Nicole Thayer and her husband, Brent, chose the name Mason for their baby son born on June 9, 2011. It was one of the few names that complemented his middle name, Maurice, in honor of his great grandfather.
Nicole Thayer soon discovered that her town of Hermon was chock full of little Masons.
“There were 19 of them when I went to get the birth certificate,” she said.
Mason was the most popular name for baby boys in the state last year, according to the Social Security Administration’s annual list of top baby names. Emma was Mainers’ favorite name for little girls.
Nationally, Jacob remains the most popular name for boys for the 13th straight year. Mason jumped 10 spots to number two in the United States, knocking Michael out of the top five for the first time since 1948.
Some have attributed the name’s popularity to the high-profile pregnancy of reality TV star Kourtney Kardashian, who gave birth to a Mason in December 2009.
For girls, Emma has topped the ranks in Maine since 2003 — with the exception of 2007, the year Madison briefly broke the streak.

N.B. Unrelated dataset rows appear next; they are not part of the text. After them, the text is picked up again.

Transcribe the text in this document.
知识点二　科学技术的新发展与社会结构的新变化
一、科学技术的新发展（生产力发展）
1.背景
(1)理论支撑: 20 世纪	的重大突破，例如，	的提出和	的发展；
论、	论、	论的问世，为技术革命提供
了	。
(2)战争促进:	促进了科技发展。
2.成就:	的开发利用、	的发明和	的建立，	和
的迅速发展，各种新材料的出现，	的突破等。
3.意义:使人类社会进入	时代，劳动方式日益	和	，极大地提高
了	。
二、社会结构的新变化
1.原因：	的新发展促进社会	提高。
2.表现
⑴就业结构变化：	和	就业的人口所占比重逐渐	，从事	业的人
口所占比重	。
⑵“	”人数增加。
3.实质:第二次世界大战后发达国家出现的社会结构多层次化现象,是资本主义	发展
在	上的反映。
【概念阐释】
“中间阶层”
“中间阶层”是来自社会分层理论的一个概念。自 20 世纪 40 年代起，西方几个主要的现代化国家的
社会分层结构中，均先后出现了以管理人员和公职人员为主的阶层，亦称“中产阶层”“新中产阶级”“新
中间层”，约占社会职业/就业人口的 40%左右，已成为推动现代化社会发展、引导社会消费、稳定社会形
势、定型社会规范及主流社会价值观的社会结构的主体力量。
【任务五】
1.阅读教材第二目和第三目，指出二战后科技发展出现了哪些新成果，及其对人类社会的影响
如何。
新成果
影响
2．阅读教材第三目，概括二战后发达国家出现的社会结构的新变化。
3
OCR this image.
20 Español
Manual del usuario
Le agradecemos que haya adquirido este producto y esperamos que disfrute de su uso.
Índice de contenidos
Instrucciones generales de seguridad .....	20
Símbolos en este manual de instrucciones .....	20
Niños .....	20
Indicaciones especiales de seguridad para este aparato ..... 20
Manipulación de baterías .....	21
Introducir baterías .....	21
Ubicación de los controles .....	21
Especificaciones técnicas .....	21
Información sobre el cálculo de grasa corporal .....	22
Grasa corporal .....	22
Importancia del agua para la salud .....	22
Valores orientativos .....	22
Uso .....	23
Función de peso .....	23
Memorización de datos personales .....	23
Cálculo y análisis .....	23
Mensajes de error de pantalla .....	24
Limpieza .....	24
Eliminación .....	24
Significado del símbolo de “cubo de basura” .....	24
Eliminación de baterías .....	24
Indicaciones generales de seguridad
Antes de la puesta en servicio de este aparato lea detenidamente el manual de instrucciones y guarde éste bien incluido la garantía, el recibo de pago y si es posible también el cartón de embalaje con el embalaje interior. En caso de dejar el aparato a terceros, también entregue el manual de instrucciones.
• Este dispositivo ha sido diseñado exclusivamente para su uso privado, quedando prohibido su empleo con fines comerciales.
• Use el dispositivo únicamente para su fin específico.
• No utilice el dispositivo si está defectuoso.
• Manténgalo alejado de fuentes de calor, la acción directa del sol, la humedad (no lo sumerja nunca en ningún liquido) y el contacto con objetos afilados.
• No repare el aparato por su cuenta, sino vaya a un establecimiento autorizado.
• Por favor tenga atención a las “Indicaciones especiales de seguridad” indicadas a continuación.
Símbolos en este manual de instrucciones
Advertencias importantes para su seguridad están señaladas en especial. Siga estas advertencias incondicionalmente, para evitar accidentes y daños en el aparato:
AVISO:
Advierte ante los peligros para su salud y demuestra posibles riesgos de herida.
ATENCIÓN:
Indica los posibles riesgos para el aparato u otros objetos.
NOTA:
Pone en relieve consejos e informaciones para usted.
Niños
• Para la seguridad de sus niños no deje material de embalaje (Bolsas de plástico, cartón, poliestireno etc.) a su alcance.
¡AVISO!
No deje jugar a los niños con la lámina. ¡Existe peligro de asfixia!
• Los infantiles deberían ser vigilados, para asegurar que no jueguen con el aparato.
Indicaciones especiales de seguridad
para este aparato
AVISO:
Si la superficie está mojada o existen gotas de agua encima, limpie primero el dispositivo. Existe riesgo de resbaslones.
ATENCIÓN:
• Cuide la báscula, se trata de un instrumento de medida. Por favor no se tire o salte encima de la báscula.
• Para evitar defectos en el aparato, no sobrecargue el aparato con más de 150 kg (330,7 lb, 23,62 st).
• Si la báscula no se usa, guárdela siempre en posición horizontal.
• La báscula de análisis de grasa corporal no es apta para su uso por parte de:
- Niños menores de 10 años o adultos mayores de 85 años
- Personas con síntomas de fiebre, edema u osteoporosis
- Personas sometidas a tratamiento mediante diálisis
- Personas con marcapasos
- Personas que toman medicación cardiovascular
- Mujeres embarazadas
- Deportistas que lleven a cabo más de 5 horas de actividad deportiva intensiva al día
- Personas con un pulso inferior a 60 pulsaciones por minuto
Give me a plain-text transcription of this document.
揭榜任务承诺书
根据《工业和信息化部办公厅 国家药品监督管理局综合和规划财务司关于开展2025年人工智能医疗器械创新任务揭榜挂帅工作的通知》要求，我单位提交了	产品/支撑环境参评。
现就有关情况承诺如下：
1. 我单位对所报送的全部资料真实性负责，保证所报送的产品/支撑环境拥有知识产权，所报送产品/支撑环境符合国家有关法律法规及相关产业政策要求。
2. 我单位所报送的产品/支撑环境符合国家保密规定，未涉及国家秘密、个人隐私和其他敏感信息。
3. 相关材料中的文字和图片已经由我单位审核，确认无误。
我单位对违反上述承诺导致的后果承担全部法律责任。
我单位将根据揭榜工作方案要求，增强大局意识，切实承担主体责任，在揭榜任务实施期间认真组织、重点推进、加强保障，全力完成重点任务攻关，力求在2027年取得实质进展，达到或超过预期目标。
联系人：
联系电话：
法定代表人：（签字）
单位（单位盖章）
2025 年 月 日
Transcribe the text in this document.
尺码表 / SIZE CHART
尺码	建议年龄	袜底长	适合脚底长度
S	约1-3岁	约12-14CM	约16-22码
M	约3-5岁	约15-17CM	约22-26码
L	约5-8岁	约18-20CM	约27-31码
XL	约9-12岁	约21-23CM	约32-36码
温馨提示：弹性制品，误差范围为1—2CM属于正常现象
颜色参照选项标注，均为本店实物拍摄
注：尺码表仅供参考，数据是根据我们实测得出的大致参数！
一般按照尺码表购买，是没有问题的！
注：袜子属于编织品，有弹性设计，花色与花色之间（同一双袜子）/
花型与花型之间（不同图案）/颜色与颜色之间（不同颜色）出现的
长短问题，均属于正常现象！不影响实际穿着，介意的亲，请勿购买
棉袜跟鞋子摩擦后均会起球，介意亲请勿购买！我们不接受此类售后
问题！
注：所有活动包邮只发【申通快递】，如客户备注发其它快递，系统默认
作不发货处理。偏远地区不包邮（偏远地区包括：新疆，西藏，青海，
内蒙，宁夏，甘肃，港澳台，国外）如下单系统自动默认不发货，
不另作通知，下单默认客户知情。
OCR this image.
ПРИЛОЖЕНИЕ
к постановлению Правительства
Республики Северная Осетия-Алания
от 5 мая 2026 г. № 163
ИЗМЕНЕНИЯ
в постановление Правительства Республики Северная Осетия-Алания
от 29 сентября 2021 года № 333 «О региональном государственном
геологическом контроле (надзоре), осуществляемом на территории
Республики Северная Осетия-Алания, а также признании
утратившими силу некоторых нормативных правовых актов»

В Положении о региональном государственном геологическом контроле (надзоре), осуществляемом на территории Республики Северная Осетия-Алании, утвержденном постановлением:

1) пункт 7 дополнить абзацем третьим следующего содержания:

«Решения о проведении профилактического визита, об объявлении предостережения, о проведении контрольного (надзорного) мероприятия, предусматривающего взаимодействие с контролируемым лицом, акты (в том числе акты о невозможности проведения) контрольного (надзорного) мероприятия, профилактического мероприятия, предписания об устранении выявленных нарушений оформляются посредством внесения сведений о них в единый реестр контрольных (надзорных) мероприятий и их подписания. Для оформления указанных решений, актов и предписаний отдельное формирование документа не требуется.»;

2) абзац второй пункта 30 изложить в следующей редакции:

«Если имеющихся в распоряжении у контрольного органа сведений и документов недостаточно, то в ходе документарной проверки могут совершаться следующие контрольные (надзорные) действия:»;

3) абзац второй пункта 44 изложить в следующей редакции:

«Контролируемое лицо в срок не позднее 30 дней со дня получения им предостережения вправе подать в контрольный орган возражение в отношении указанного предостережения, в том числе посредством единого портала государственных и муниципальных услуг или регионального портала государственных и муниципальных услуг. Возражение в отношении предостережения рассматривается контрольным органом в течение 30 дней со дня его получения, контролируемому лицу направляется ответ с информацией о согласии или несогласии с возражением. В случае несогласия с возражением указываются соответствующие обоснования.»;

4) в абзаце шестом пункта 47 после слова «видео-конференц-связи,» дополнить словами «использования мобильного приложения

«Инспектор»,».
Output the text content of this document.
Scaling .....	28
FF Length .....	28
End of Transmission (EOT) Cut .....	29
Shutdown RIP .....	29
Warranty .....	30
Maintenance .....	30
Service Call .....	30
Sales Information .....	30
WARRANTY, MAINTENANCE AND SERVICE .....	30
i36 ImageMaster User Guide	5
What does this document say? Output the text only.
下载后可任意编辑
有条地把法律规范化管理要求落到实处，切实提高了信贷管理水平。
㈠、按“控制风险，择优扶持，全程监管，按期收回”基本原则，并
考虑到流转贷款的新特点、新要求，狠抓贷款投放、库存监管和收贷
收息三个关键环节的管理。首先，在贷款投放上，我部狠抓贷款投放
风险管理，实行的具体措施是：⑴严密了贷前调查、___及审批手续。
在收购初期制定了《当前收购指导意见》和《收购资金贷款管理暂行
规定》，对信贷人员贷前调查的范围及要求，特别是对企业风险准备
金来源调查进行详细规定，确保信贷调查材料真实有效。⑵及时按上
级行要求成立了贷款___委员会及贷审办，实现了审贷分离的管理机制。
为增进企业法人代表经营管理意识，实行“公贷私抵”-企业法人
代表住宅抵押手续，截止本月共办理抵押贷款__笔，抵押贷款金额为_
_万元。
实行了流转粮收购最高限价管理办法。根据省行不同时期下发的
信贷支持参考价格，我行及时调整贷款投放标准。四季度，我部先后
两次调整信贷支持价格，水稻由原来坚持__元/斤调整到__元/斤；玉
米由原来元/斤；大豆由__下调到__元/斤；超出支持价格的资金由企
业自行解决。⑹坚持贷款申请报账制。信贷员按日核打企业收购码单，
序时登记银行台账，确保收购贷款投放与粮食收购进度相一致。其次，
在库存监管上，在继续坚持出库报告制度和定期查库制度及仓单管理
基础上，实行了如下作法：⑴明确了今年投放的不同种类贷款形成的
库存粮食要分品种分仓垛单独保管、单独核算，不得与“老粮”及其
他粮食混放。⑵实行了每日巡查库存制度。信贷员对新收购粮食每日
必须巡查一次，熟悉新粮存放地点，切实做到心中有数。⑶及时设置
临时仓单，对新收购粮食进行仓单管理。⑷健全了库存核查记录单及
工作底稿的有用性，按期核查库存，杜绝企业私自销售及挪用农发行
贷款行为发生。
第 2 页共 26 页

When Stephanie LaPrino of Bangor gave birth to her second daughter on Feb. 1, 2011, she couldn’t have known that her little Emma would join more than 100 newborns in Maine with the same first name.
Nationally, the new most popular name for baby girls is Sophia, Maine’s second-place finisher and, coincidentally, the name of Emma LaPrino’s 4-year-old big sister.
“My husband’s heritage is Italian, so with Sophia’s name we wanted something Italian but not too outrageous,” LaPrino said. “More common but modern.”
Isabella, the reigning girls’ name for two years, fell to second place nationally, with Emma, Olivia and Ava rounding out the top five.
Finishing out the top five boy’s names nationally were William, Jayden and Noah. Liam, which didn’t even crack the top 10, still managed to become the second-most popular boy’s name in Maine.
Jessica Pelkey of Millinocket and her fiance, Rick Cyr Jr., opted for the name as a twist on William, the name of their now-4-month-old son’s great grandfather.
“L-I-A-M is the last four letters of William,” Pelkey said. “That’s how we chose Liam.”
The Social Security Administration provides lists on its website of baby names dating to 1880, when John and Mary topped the ranks.
Elvis returned to the 2011 list at No. 904, after disappearing in 2010 following a run that started in 1955.
The names data is pulled from Social Security card applications for newborns in the United States in which the year of birth, sex and state are on record and the given name is at least two characters long.
The Associated Press contributed to this report.